The accounting treatment for Group reorganisations is scoped out of IFRS 3. Accordingly, as required under IAS 8 - Accounting Policies, Changes in Accounting Estimates and Errors the Group has referred to current UK GAAP to assist its judgement in identifying a suitable accounting policy. The introduction of the new holding company has been accounted for as a capital reorganisation using the merger accounting principles prescribed under current UK GAAP. Therefore the consolidated financial statement of Aquatic Foods Group PLC is presented as if Aquatic Foods Group PLC has always been the holding company for the Group.

The use of merger accounting principles has resulted in a balance on Group capital and reserves that have been classified as a merger reserve and included in the Group's shareholders' funds. The consolidated financial statements include the results of the Company and all its subsidiary undertakings made up to the same accounting date.

17. BorroWINGS

2015

2014

RMB'000

RMB'000

Trade finance

14,040

13,470

Interest-bearing bank borrowings - secured

28,000

28,000

Total amount reclassified as current liabilities

42,040

41,470

Trade finance was secured by cross guarantees of the subsidiaries between Yantai Kanwa and Yantai Zhenhaitang.

Interest-bearing bank borrowings were secured by:

(a) land use rights of the Group (Note 10)

(b) property of the Group (Note 9)

(c) personal guarantees by a director of the Group

Interest-bearing bank borrowings bear effective interest rates of 6.33% (2014: 5.75%) per annum is repayable within one year.

18. Related Party Disclosure

(a) Identities of related parties

The company has related party relationships with its subsidiaries as disclosed in note 1, its directors, key management personnel and entities of which the director and/or by management have significant financial interests.

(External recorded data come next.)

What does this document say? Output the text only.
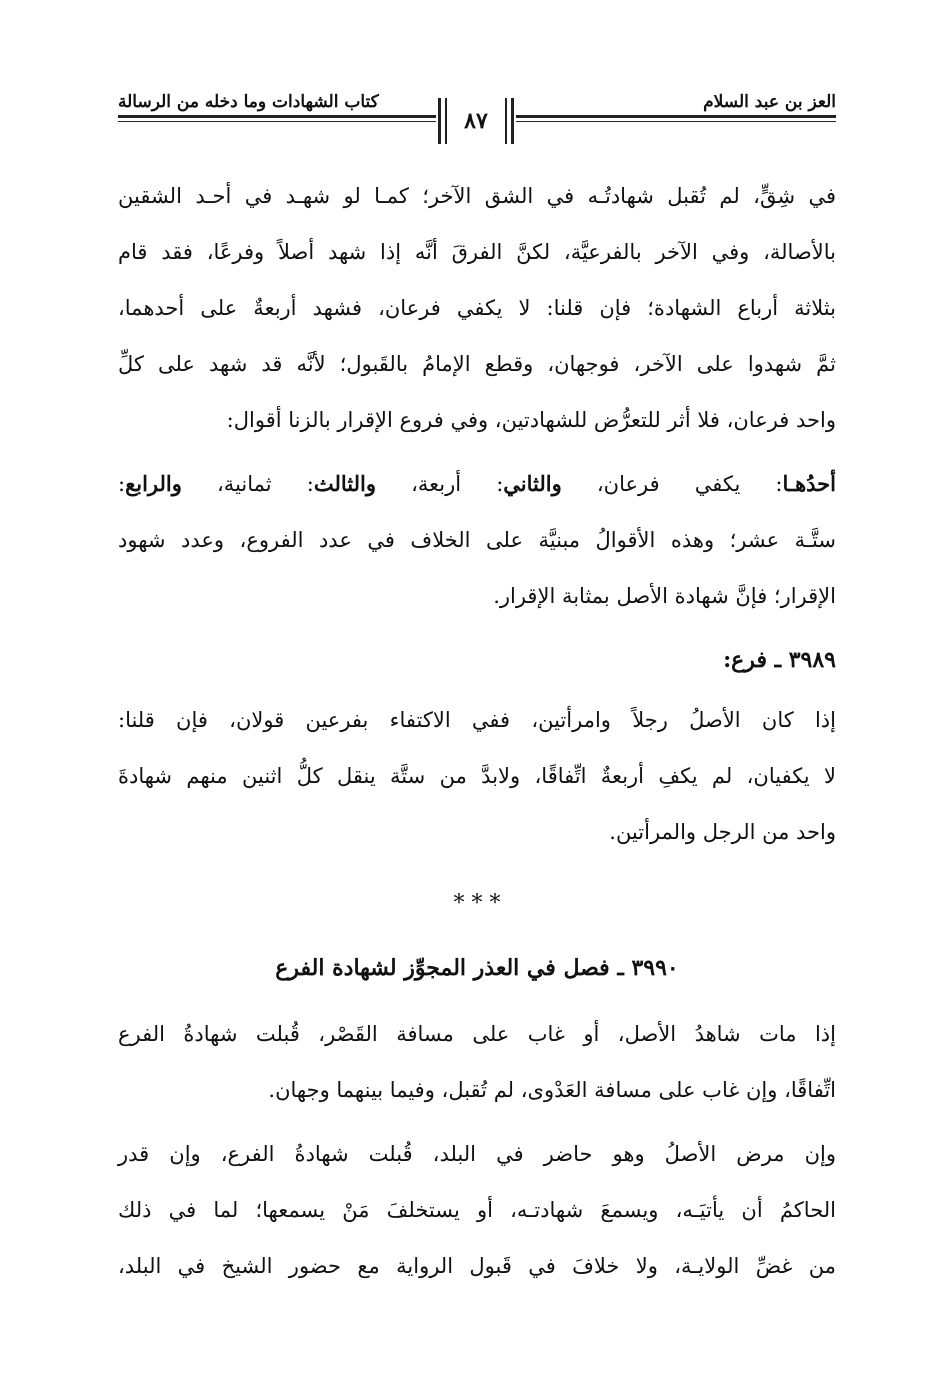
العز بن عبد السلام
كتاب الشهادات وما دخله من الرسالة
٨٧
في شِقٍّ، لم تُقبل شهادتُـه في الشق الآخر؛ كمـا لو شهـد في أحـد الشقين
بالأصالة، وفي الآخر بالفرعيَّة، لكنَّ الفرقَ أنَّه إذا شهد أصلاً وفرعًا، فقد قام
بثلاثة أرباع الشهادة؛ فإن قلنا: لا يكفي فرعان، فشهد أربعةٌ على أحدهما،
ثمَّ شهدوا على الآخر، فوجهان، وقطع الإمامُ بالقَبول؛ لأنَّه قد شهد على كلِّ
واحد فرعان، فلا أثر للتعرُّض للشهادتين، وفي فروع الإقرار بالزنا أقوال:
أحدُهـا: يكفي فرعان، والثاني: أربعة، والثالث: ثمانية، والرابع:
ستَّـة عشر؛ وهذه الأقوالُ مبنيَّة على الخلاف في عدد الفروع، وعدد شهود
الإقرار؛ فإنَّ شهادة الأصل بمثابة الإقرار.
٣٩٨٩ ـ فرع:
إذا كان الأصلُ رجلاً وامرأتين، ففي الاكتفاء بفرعين قولان، فإن قلنا:
لا يكفيان، لم يكفِ أربعةٌ اتِّفاقًا، ولابدَّ من ستَّة ينقل كلُّ اثنين منهم شهادةَ
واحد من الرجل والمرأتين.
* * *
٣٩٩٠ ـ فصل في العذر المجوِّز لشهادة الفرع
إذا مات شاهدُ الأصل، أو غاب على مسافة القَصْر، قُبلت شهادةُ الفرع
اتِّفاقًا، وإن غاب على مسافة العَدْوى، لم تُقبل، وفيما بينهما وجهان.
وإن مرض الأصلُ وهو حاضر في البلد، قُبلت شهادةُ الفرع، وإن قدر
الحاكمُ أن يأتيَـه، ويسمعَ شهادتـه، أو يستخلفَ مَنْ يسمعها؛ لما في ذلك
من غضِّ الولايـة، ولا خلافَ في قَبول الرواية مع حضور الشيخ في البلد،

(b) Other than those disclosed elsewhere in the financial information, the Group also carried out the following significant transactions with the related parties as disclosed below:-

2015

2014

RMB'000

RMB'000

Director's remuneration:

- short-term employee benefits

3,124

666

- defined contribution plans

8

8

3,132

Other key management personnel:

- short-term employee benefits

1,310

1,636

- defined contribution plans

27

35

1,337

1,671

Total key management personnel remuneration

4,469

2,345

19. WARRANT ISSUED

On 28 January 2015, the company granted 50,000 warrants to S.P. Angel Corporate Finance LLP, the company's nominated adviser, at the exercise price of 70 pence each with expiring date of 5 years. The directors have used Black Scholes model as recommended under IFRS 2 in valuing the share based payment charge. The fair value of the services received in consideration for the issue of the warrants was measured at the date of grant was approximately RMB 48,000. A charge of RMB 48,000 has been recognised in equity for the year within stated capital with an equivalent increase in stated capital.

20. Subsequent events

There were no material events subsequent to the end of the financial year under review that have not been reflected in this report as at the date of this report.